ビッグイシューと陽気なホームレスの復活戦』(櫛田佳代、 ビーケイシー )
「ビッグイシュー」という雑誌を、ご存知だろうか? 元々はイギリスで生まれた雑誌だ。ホームレスの人たちに仕事と安定した収入をもたらすために生まれた。日本版のビッグイシューでは、定価200円のビッグイシューを1冊売るごとに、販売員に110円が入る仕組みになっている。
 僕は、ある時からビッグイシューの存在を知り、街中で見かける度にちょくちょく買うようにしていた。ホームレスへのお情けで、というつもりはなくて、雑誌として記事がちゃんとしていると思うからだ。それにプラス、ホームレスへの支援という気持ちが加わって、買おうかという気持ちになる。
 著者は、路上での販売員と出会ったことからビッグイシューに興味を持ち、さまざまな販売員と接している内に、「ホームレス・サッカーワールドカップ」のためにスウェーデンまで行ってしまったような人だ。

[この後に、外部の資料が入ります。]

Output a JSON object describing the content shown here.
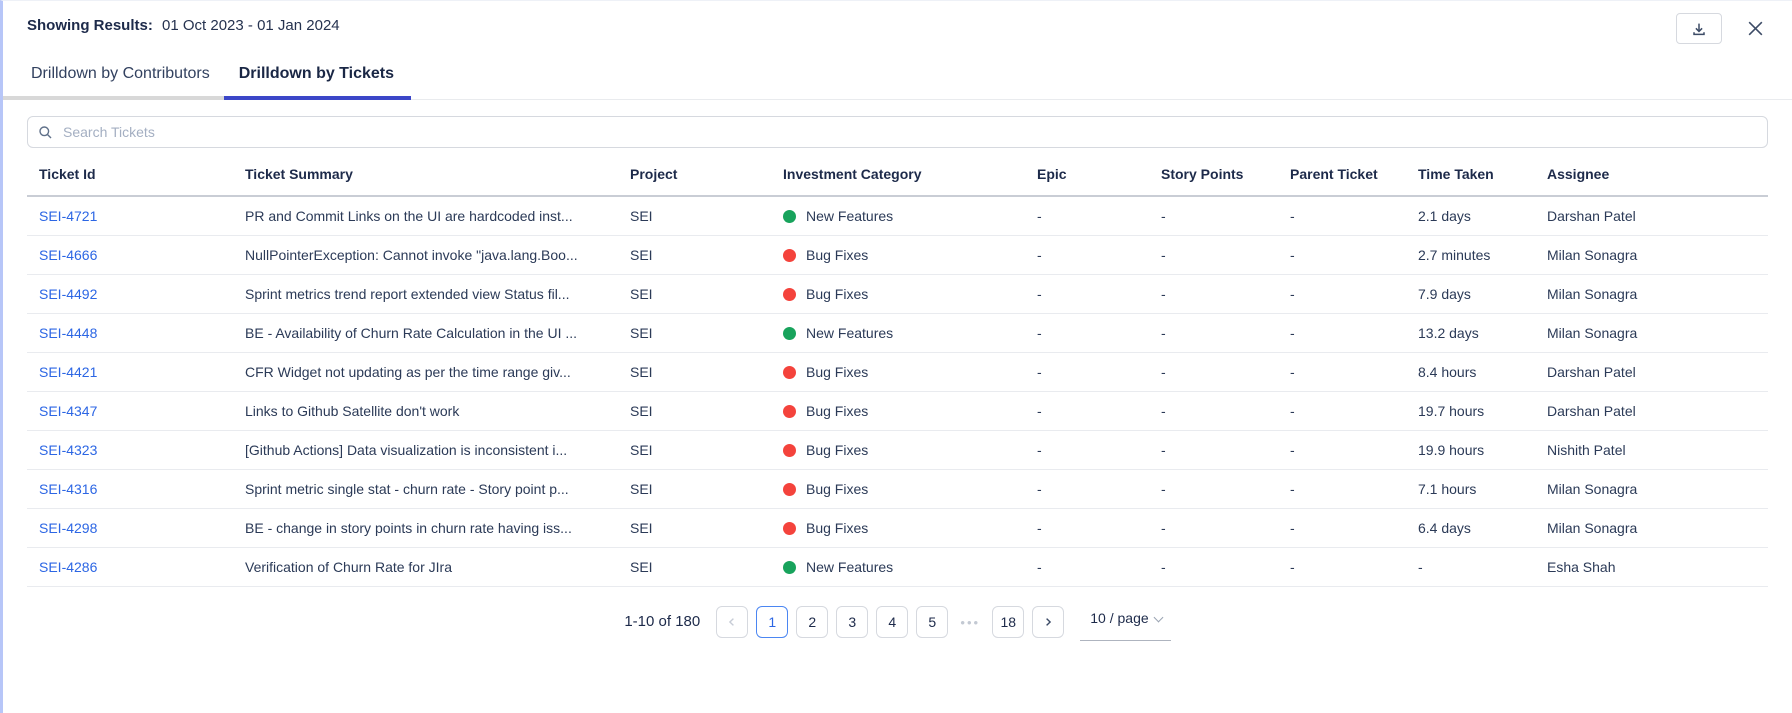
{
  "header": {
    "showing_label": "Showing Results:",
    "date_range": "01 Oct 2023 - 01 Jan 2024"
  },
  "icons": {
    "download": "download-tray-icon",
    "close": "close-x-icon",
    "search": "magnifier-icon",
    "prev": "chevron-left-icon",
    "next": "chevron-right-icon",
    "page_size": "chevron-down-icon"
  },
  "tabs": [
    {
      "label": "Drilldown by Contributors",
      "active": false
    },
    {
      "label": "Drilldown by Tickets",
      "active": true
    }
  ],
  "search": {
    "placeholder": "Search Tickets"
  },
  "table": {
    "columns": [
      "Ticket Id",
      "Ticket Summary",
      "Project",
      "Investment Category",
      "Epic",
      "Story Points",
      "Parent Ticket",
      "Time Taken",
      "Assignee"
    ],
    "rows": [
      {
        "ticket_id": "SEI-4721",
        "summary": "PR and Commit Links on the UI are hardcoded inst...",
        "project": "SEI",
        "category": "New Features",
        "category_color": "#18a35c",
        "epic": "-",
        "story_points": "-",
        "parent_ticket": "-",
        "time_taken": "2.1 days",
        "assignee": "Darshan Patel"
      },
      {
        "ticket_id": "SEI-4666",
        "summary": "NullPointerException: Cannot invoke \"java.lang.Boo...",
        "project": "SEI",
        "category": "Bug Fixes",
        "category_color": "#f4433c",
        "epic": "-",
        "story_points": "-",
        "parent_ticket": "-",
        "time_taken": "2.7 minutes",
        "assignee": "Milan Sonagra"
      },
      {
        "ticket_id": "SEI-4492",
        "summary": "Sprint metrics trend report extended view Status fil...",
        "project": "SEI",
        "category": "Bug Fixes",
        "category_color": "#f4433c",
        "epic": "-",
        "story_points": "-",
        "parent_ticket": "-",
        "time_taken": "7.9 days",
        "assignee": "Milan Sonagra"
      },
      {
        "ticket_id": "SEI-4448",
        "summary": "BE - Availability of Churn Rate Calculation in the UI ...",
        "project": "SEI",
        "category": "New Features",
        "category_color": "#18a35c",
        "epic": "-",
        "story_points": "-",
        "parent_ticket": "-",
        "time_taken": "13.2 days",
        "assignee": "Milan Sonagra"
      },
      {
        "ticket_id": "SEI-4421",
        "summary": "CFR Widget not updating as per the time range giv...",
        "project": "SEI",
        "category": "Bug Fixes",
        "category_color": "#f4433c",
        "epic": "-",
        "story_points": "-",
        "parent_ticket": "-",
        "time_taken": "8.4 hours",
        "assignee": "Darshan Patel"
      },
      {
        "ticket_id": "SEI-4347",
        "summary": "Links to Github Satellite don't work",
        "project": "SEI",
        "category": "Bug Fixes",
        "category_color": "#f4433c",
        "epic": "-",
        "story_points": "-",
        "parent_ticket": "-",
        "time_taken": "19.7 hours",
        "assignee": "Darshan Patel"
      },
      {
        "ticket_id": "SEI-4323",
        "summary": "[Github Actions] Data visualization is inconsistent i...",
        "project": "SEI",
        "category": "Bug Fixes",
        "category_color": "#f4433c",
        "epic": "-",
        "story_points": "-",
        "parent_ticket": "-",
        "time_taken": "19.9 hours",
        "assignee": "Nishith Patel"
      },
      {
        "ticket_id": "SEI-4316",
        "summary": "Sprint metric single stat - churn rate - Story point p...",
        "project": "SEI",
        "category": "Bug Fixes",
        "category_color": "#f4433c",
        "epic": "-",
        "story_points": "-",
        "parent_ticket": "-",
        "time_taken": "7.1 hours",
        "assignee": "Milan Sonagra"
      },
      {
        "ticket_id": "SEI-4298",
        "summary": "BE - change in story points in churn rate having iss...",
        "project": "SEI",
        "category": "Bug Fixes",
        "category_color": "#f4433c",
        "epic": "-",
        "story_points": "-",
        "parent_ticket": "-",
        "time_taken": "6.4 days",
        "assignee": "Milan Sonagra"
      },
      {
        "ticket_id": "SEI-4286",
        "summary": "Verification of Churn Rate for JIra",
        "project": "SEI",
        "category": "New Features",
        "category_color": "#18a35c",
        "epic": "-",
        "story_points": "-",
        "parent_ticket": "-",
        "time_taken": "-",
        "assignee": "Esha Shah"
      }
    ]
  },
  "pagination": {
    "range_text": "1-10 of 180",
    "pages": [
      {
        "label": "1",
        "active": true
      },
      {
        "label": "2",
        "active": false
      },
      {
        "label": "3",
        "active": false
      },
      {
        "label": "4",
        "active": false
      },
      {
        "label": "5",
        "active": false
      },
      {
        "label": "•••",
        "ellipsis": true
      },
      {
        "label": "18",
        "active": false
      }
    ],
    "page_size_label": "10 / page"
  },
  "colors": {
    "accent_tab_blue": "#3b46c8",
    "link_blue": "#2c66e4",
    "new_features_green": "#18a35c",
    "bug_fixes_red": "#f4433c",
    "panel_edge": "#b7c6f8"
  }
}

『ビッグイシューと陽気なホームレスの復活戦』(櫛田佳代、 ビーケイシー 、1575円、税込)
 ビッグイシューというのがどのように成り立っているのか、販売員にはどんな人がいるのか、どんな売り方の工夫をしているのか。そういう部分を丁寧に拾いながら、僕らの知らないホームレスの世界を伝えてくれる。
 彼らはホームレスではあるが、トップ販売員ともなると、もはやビジネスマンという感じだ。東京では月に1度会議があり、販売数などの報告をするのだが、売り方の工夫など真剣に考えていて、なぜこの人たちがホームレスなのだろう、と思うこともしばしばだ。
<あとはすべて売り方や、110円の重みを知ってるもんは売れるし、知らんもんは売れん。受け取った200円をありがとうございました、ゆうてポケットへスッと入れる人間は売れんと思う。受け取った200円を見つめなおしてポケットに入れるもんが売れる。>
 ある販売員の言葉だ。僕自身、モノを売る仕事をしているだけに、気を引き締めなくてはいけないな、という気持ちにさせられる。
 知らなければ、「怠け者だ」「真剣に仕事を探していない」と言った目を向けてしまいがちなホームレスの存在。しかし、その背景にはさまざまなものがあるし、ホームレスにも色んな人がいる。
 タイトルの「陽気な」という言葉はまさにぴったりで、多くの人のホームレスのイメーを覆すのではないかと思います。